Patient Care: Advocacy Organizations
State and Private Agencies Investigate Complaints of Poor Treatment
One of the most difficult challenges for caregivers occurs when problems arise with the facility or heath care professionals who are supposed to help the senior. If you are not satisfied with the quality of care, discuss your concerns with the facility's director. You might also want to speak with the senior's physician, facility medical director or other appropriate staff member.
Misunderstandings rather than poor intentions cause many problems, and talking with staff and managers can frequently resolve them. Moreover, federal and state laws require facilities to investigate complaints about treatment. However, if directly approaching those involved does not produce results, you may have to turn to one or more advocacy organizations. These include:
Ombudsman programs, which investigate complaints against long-term care facilities
Peer review organizations (PROs), which oversee quality of care for Medicare patients
State survey agencies, which conduct reviews of nursing homes
Professional licensing boards, which can sanction their members
Law enforcement agencies, which can investigate criminal activities
If you have a complaint about a nursing home or other facility you cannot resolve with the staff, try the local ombudsman program. Ombudsman programs are independent nonprofit agencies mandated by law to protect the rights of residents in long-term care facilities and investigate complaints. Every state has an ombudsman program; most of the programs maintain local branches in different parts of the state.
State and federal laws require facilities to post contact information for the ombudsman program in their area. Ombudsmen can meet with residents and their caregivers and families to discuss quality of care, financial issues, dietary matters and other areas of concern. Ombudsmen can also mediate disputes between facilities and residents or their representatives.
Ombudsmen have no enforcement authority. However, ombudsmen refer their findings to the state survey agency, which is mandated to regulate nursing homes. Since neither the facility nor the state employs them, their recommendations carry special weight with state survey agencies.

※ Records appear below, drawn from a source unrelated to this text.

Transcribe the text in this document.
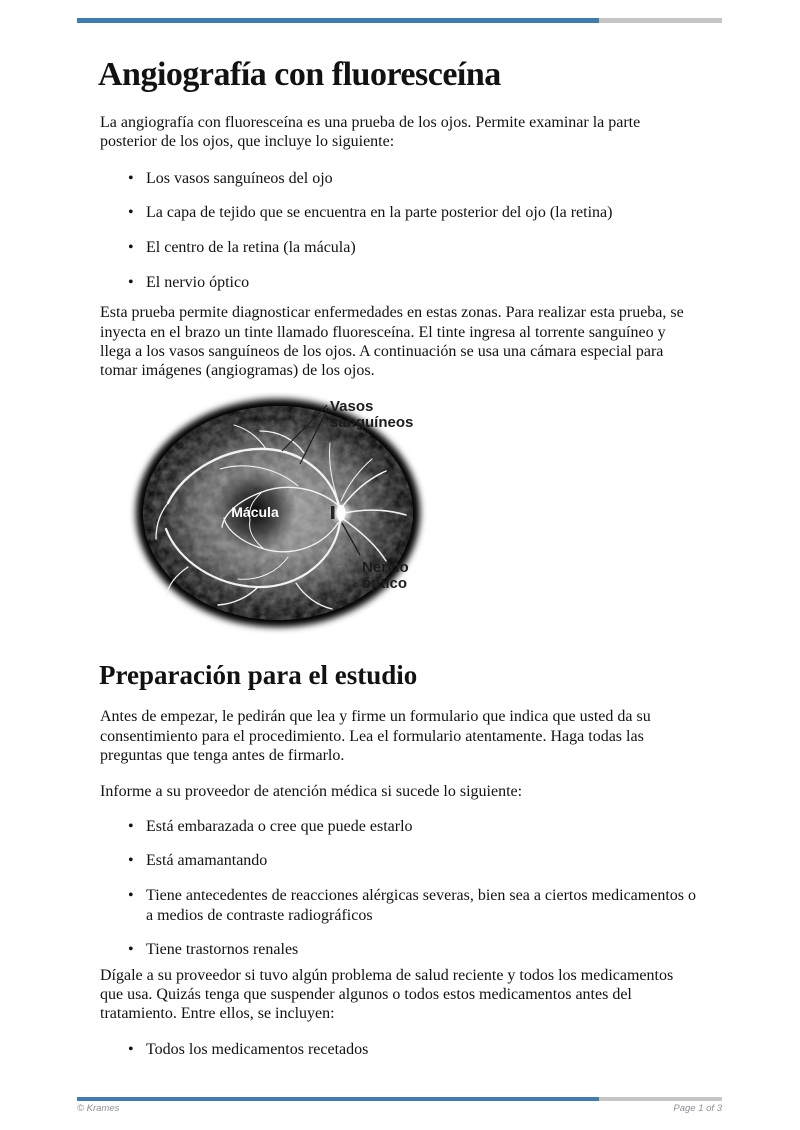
Angiografía con fluoresceína

La angiografía con fluoresceína es una prueba de los ojos. Permite examinar la parte posterior de los ojos, que incluye lo siguiente:

• Los vasos sanguíneos del ojo
• La capa de tejido que se encuentra en la parte posterior del ojo (la retina)
• El centro de la retina (la mácula)
• El nervio óptico

Esta prueba permite diagnosticar enfermedades en estas zonas. Para realizar esta prueba, se inyecta en el brazo un tinte llamado fluoresceína. El tinte ingresa al torrente sanguíneo y llega a los vasos sanguíneos de los ojos. A continuación se usa una cámara especial para tomar imágenes (angiogramas) de los ojos.

Vasos sanguíneos
Mácula
Nervio óptico
Preparación para el estudio

Antes de empezar, le pedirán que lea y firme un formulario que indica que usted da su consentimiento para el procedimiento. Lea el formulario atentamente. Haga todas las preguntas que tenga antes de firmarlo.

Informe a su proveedor de atención médica si sucede lo siguiente:

• Está embarazada o cree que puede estarlo
• Está amamantando
• Tiene antecedentes de reacciones alérgicas severas, bien sea a ciertos medicamentos o a medios de contraste radiográficos
• Tiene trastornos renales

Dígale a su proveedor si tuvo algún problema de salud reciente y todos los medicamentos que usa. Quizás tenga que suspender algunos o todos estos medicamentos antes del tratamiento. Entre ellos, se incluyen:

• Todos los medicamentos recetados
© Krames	Page 1 of 3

If you have a complaint about a doctor, hospital, managed care plan or nursing home that you cannot resolve with that physician or organization, try contacting your state's Peer Review Organization. These organizations - also known as Quality Improvement Organizations - investigate complaints about any care a patient has received under Medicare.
However, like ombudsmen, they have no enforcement authority. If enforcement is necessary, the PRO may refer a complaint to the state survey agency or the relevant licensing board.
If neither the ombudsmen nor the PRO is able to help you, you can turn to the state survey agency, also sometimes known as a state licensing agency. These agencies enforce federal guidelines regulating nursing homes and have the power to issue sanctions and impose penalties against facilities with substandard practices.
The possible penalties vary widely, from monetary fines to bringing in a temporary management team to even - although this is rare - closing down a facility. These agencies also conduct annual inspections of every Medicare- or Medicaid-certified nursing home.
If your complaint is with a nursing home, the state survey agency has enforcement authority; however, if your complaint is with a physician, nurse or hospital, you can turn to the professional licensing board. The boards oversee standards for medical professionals and facilities and can exercise disciplinary authority if necessary.
For example, physicians are licensed through a state board of medical examiners which can sanction them or revoke their medical licenses; nurses are licensed through a state board of nursing, and most hospitals undergo accreditation through the Joint Commission on the Accreditation of Hospital Organizations. You can find phone numbers in the state government section of your telephone book.
If you have a complaint about a facility or care provider that is so serious you believe a law has been broken, you should call a law enforcement agency. These agencies have responsibility in cases of criminal misconduct. For example, a licensed medical professional who steals a patient's pain medication could face both malpractice and criminal charges. Licensing boards deal only with the professional licenses, so the state's attorney general or the local police would investigate a possible criminal violation.
In serious or life-threatening situations, such as physical or sexual abuse, any individual can call the local police department, the city attorney's office or the state's attorney general. You can find the numbers in the government section of your telephone book.